Apoiado na credibilidade que essas palavras dão e também em uma verdade sem compromissos, recordemos algumas denúncias. Ele as fazia com imenso carinho para com as vítimas e sem ódio – e com um difícil amor – pelos seus verdugos.
O Bispo tornou a oligarquia a responsável última pela opressão e repressão no país e pela guerra que se assomava.
"Faço um chamado à oligarquia: não idolatrem as suas riquezas, não as salvem deixando morrer de fome os demais" (Homilia de 6 de janeiro de 1980 ).
Às Forças Armadas, corpos de segurança, esquadrões da morte e a Junta de Governo, denunciou como responsáveis pela repressão:
"A Junta de Governo deve ordenar, de forma eficaz, o cessar imediato de tanta repressão indiscriminada, porque a Junta também é responsável pelo sangue, pela dor de tantas pessoas. As Forças Armadas, sobretudo os corpos de segurança, devem depor essa fúria e ódio quando perseguem o povo, devem demonstrar, com fatos, que estão a favor das maiorias e que o processo que se iniciou é de caráter popular. Vocês, ou muitos de vocês, são de extração popular, razão pela qual a instituição do Exército deveria estar a serviço do povo. Não destruam o povo. Não sejam vocês os promotores de maiores e mais dolorosas explosões de violência com que um povo reprimido poderia reagir, e com justiça" (Homilia de 20 de janeiro de 1980).

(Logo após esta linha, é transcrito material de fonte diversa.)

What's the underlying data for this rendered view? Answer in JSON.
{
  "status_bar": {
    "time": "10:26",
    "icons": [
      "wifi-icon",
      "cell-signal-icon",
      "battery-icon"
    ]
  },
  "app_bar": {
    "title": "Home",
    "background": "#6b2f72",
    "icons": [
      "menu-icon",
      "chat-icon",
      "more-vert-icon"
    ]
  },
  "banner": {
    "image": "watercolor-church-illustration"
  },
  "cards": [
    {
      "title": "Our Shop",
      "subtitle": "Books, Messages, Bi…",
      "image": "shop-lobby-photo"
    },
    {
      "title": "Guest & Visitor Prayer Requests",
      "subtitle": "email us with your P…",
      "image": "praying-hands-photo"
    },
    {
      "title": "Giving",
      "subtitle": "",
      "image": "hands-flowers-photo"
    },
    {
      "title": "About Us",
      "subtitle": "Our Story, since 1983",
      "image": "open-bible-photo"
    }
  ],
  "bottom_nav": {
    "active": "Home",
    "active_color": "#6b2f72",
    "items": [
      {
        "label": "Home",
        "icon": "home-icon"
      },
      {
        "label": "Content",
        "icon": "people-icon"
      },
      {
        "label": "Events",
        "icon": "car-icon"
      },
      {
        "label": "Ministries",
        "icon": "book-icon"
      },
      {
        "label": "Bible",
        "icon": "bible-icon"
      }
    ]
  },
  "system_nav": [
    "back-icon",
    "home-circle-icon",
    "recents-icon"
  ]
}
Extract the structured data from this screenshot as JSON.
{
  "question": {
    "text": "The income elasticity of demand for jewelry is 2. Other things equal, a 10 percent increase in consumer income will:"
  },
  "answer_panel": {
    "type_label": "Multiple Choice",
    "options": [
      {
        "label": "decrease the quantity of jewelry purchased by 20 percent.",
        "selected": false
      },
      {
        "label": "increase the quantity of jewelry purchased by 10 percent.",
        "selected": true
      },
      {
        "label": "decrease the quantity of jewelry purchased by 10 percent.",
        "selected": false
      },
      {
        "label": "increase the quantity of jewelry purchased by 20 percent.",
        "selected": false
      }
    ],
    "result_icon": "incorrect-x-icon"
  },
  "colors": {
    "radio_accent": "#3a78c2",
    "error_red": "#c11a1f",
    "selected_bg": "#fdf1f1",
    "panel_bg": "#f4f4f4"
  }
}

"Como pastor, sinto que tenho um dever para com as organizações políticas populares", dizia o Bispo. Mas lhes advertia repetidamente sobre seus perigos e, quando foi necessário, as denunciou.
"A nessas organizações populares e, sobretudo, as de caráter militar e guerrilheiro, do sinal que forem, digo-lhes também que cessem já esses atos de violência e terrorismo" (Homilia de 20 de janeiro de 1980). "Queridos irmãos, as reivindicações do povo são muito justas e é preciso continuar defendendo a justiça social e o amor aos pobres. Mas, para isso, se de verdade amamos o povo e tentamos defendê-lo, não lhe tiremos o mais valioso: sua fé em Deus, seu amor a Jesus Cristo, seus sentimentos cristãos" (Homilia de 10 de fevereiro de 1980).
"Urge que as organizações populares vão amadurecendo para que cumpram a sua missão de chegar a ser intérpretes da vontade do povo" (Homilia de 24 de fevereiro de 1980). "Não calemos os pecados, mesmo os da esquerda, mas estes são desproporcionalmente menores diante da violência repressiva" (Homilia de 9 de março de 1980).
Uma nova Igreja de pobres e perseguidos
Foi isso que Dom Romero construiu. "Por defender o pobre, a Igreja entrou em grave conflito com os poderosos das oligarquias econômicas" (Discurso de Louvain, 2 de fevereiro de 1980).
Antes, ele já tinha dito com eloquência impressionante: "Alegro-me, irmãos, pelo fato de a nossa Igreja ser perseguida, precisamente pela sua opção preferencial pelos pobres" (Homilia de 15 de julho de 1979). "Seria triste que, em uma pátria onde se está assassinando tão horrorosamente, não contássemos os sacerdotes também entre as vítimas. Eles são o testemunho de uma Igreja encarnada nos problemas do povo" (Homilia de 24 de junho de 1979).
A dignidade das vítimas
Praticamente no começo do seu ministério, no dia 19 de junho de 1977, Dom Romero consolou os camponeses de Aguilares com estas palavras inauditas: "Vocês são o Divino Transpassado", "o Cristo crucificado". E, pouco antes de ele mesmo cair assassinado, voltou a repeti-las, ainda com mais vigor: "Todo homem é filho de Deus, e cada homem morto é um Cristo sacrificado que a Igreja também venera" (Homilia de 2 de março de 1980). E, sobre esse povo crucificado, em um arrebatamento evangélico, o Monsenhor disse: "Com este povo, não custa ser um bom pastor" (Homilia de 18 de novembro de 1979).
Não conhecemos muitos bispos que falem assim. Certamente, não em igrejas do mundo do bem-estar, e no chamado terceiro mundo eles também diminuíram. Graças a Deus, Dom Pedro Casaldáliga continua imperturbável. E ainda chegam os ecos de Christophe Munzihirwa, arcebispo de Bukavu, na República do Zaire, assassinado em 1996, que defendeu centenas de milhares de refugiados e denunciou, pelo nome, as potências estrangeiras.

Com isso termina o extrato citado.